Allah membuka japri alias jalur pribadi, di rumah kita sendiri, bukan lagi di surau, musholla, masjid atau majelis taklim dan tempat lainnya. Segera temui Ia, siapa cepat dia yang dapat. Sebelum “server down” karena semua akan menjapri Allah dengan seabrek permintaan lagi.

Kita di rumah bukan berarti takut korona. Karena yang kita takutkan hanya Allah semata. Tetapi kita takut menjadi manusia berdosa, karena telah menularkan virus berbahaya, menambah panjang mata rantai penyebaran covid-19 yang dapat membunuh jutaan manusia.

Kita di rumah bukan berarti anti jamaah, anti kebersamaan dan anti persatuan sesama umat Islam dalam beribadah. Tetapi kita ingin menyelamatkan diri kita, keluarga, jamaah kita dan saudara-saudara kita dari serangan virus mematikan bernama corona. Apalagi ini hanya bersifat sementara, toh nanti setelah corona pergi, setelah semuanya kembali berjalan normal apa adanya, kita bisa kembali ke luar rumah, bekerja, bermasyarakat, beribadah, berjamaah seperti sediakala.

Musibah penyebaran covid-19 juga memberikan pelajaran kepada kita akan gambaran nyata saat datangnya kiamat. Lihatlah  ka’bah ditutup, tempat-tempat ibadah dihentikan aktifitasnya, tiada  lagi sholat jumat dan anjuran untuk beribadah di rumah. Inilah sinyal yang dikirimkan Allah kepada kita, bahwa di akhir zaman nanti hal ini akan benar-benar terjadi. Ini baru korona yang datang, bagaimana nanti jika Dajjal yang menyerang? Bukan lagi kita dilarang menjalankan ibadah, segala hal akan diputar balikkan. Kebenaran akan terlihat salah. Kemungkaran akan terlihat benar. Surga seperti neraka dan neraka seperti surga. Yang haram semanis halal dan yang halal sepahit haram.

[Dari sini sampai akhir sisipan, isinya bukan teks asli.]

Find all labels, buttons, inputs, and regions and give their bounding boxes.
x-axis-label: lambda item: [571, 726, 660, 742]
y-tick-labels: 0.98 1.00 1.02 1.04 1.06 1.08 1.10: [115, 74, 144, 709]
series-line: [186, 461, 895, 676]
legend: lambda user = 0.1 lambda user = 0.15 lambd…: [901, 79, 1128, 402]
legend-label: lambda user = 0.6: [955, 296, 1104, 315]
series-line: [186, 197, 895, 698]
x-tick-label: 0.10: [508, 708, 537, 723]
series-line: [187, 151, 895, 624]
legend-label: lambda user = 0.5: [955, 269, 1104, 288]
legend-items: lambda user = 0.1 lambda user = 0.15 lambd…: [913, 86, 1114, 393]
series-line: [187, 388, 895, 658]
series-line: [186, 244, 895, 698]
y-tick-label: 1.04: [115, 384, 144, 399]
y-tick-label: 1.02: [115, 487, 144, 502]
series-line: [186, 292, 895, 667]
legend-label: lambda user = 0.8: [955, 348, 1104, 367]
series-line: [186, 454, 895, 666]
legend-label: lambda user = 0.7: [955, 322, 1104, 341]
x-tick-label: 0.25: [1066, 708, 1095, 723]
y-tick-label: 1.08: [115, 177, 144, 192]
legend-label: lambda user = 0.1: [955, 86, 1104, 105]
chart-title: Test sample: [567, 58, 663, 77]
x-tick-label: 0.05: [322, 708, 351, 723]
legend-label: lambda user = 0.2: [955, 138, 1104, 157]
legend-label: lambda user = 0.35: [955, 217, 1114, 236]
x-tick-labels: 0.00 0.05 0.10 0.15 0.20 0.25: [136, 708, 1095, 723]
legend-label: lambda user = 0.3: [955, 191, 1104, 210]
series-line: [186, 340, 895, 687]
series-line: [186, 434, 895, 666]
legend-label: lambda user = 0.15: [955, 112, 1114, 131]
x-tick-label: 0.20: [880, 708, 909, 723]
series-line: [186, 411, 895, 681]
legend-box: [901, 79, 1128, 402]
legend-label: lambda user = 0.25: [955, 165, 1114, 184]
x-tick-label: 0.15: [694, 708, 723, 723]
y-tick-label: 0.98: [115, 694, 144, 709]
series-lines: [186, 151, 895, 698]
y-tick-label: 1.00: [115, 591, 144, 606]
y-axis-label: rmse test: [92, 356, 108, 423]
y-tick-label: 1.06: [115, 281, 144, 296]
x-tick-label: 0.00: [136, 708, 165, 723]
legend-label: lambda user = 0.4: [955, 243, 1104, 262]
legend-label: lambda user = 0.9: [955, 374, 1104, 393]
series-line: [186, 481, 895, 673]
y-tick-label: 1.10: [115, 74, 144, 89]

Mari belajar dari fenomena corona, ia mampu memutar balikkan segalanya. Dengan adanya corona, bersatu jadi runtuh dan berpisah jadi kuat. Bersama jadi bahaya, berpisah jadi aman. Social distancing menjadi norma baru serta pilihan bijak yang dapat kita lakukan saat ini.

Semoga musibah pandemi corona segera berakhir dan kita dapat memetik hikmah di balik peristiwa ini, sehingga kita siap menghadapi segala kemungkinan-kemungkinan dalam kehidupan selanjutnya. Dan pada akhirnya, kita menjadi manusia yang benar-benar terbiasa menjalani normal dan norma hidup yang baru di masyarakat.